The video clip, which is being shared widely among Turkish and Kurdish online users, shows Hollande formally shaking hands with Davutoglu even as he hugged other world leaders.
At the start of the Paris march, which was attended by more than 40 world leaders, Hollande thanked everyone for sharing his country's grief over the Charlie Hebdo massacre.
However, the video that shows Hollande and Davutoglu shaking hands has been picked up by Turkish and Kurdish online users.
It is unclear why the video has become a talking point but the presence of the Turkish leader in the rally had symbolic meanings.
While popular anger against Charlie Hebdo's cartoons was rife in Turkey before the attack on the magazine, in France, Turkey was often seen as sympathising with the Islamic State (ISIS) militants.
There have also been reports that Hayat Boumeddiene, a woman suspected to be part of the terror ring that launched attacks in Paris, may have fled to Syria via Turkey.
Many press freedom activists at the rally had also frowned on the presence of leaders from countries with poor media freedom records, including Turkey.
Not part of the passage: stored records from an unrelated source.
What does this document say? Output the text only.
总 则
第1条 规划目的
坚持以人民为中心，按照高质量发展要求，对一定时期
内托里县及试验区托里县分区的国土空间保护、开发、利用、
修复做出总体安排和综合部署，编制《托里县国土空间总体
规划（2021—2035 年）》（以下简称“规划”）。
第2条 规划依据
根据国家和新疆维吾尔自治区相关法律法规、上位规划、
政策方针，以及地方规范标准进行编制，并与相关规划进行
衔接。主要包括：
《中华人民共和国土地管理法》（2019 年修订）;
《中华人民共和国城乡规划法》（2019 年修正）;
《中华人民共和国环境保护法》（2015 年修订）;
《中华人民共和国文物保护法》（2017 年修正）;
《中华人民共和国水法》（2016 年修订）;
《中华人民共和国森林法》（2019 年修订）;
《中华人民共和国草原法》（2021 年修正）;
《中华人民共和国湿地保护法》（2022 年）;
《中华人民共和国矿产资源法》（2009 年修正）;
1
Speaking to reporters at the Turkish embassy, Davutoglu said on Sunday there should be no double standards when it comes to denouncing attacks on mosques and standing up against Islamophobia.
He supported French President Francois Hollande's comments that terrorists who carried out the horrendous acts in Paris have "nothing to do with the Muslim religion."
Davutoglu added that Paris society should find out what drove the gunmen, who grew up in Paris, to commit such attacks, Russia Today reported.
German Chancellor Angela Merkel, Israeli Prime Minister Benjamin Netanyahu and Russian Foreign Minister Sergey Lavrov, among others, joined hands to denounce the terror attacks.
The Paris march began at Place de la Republique and headed towards Place de la Nation, approximately three kilometres away.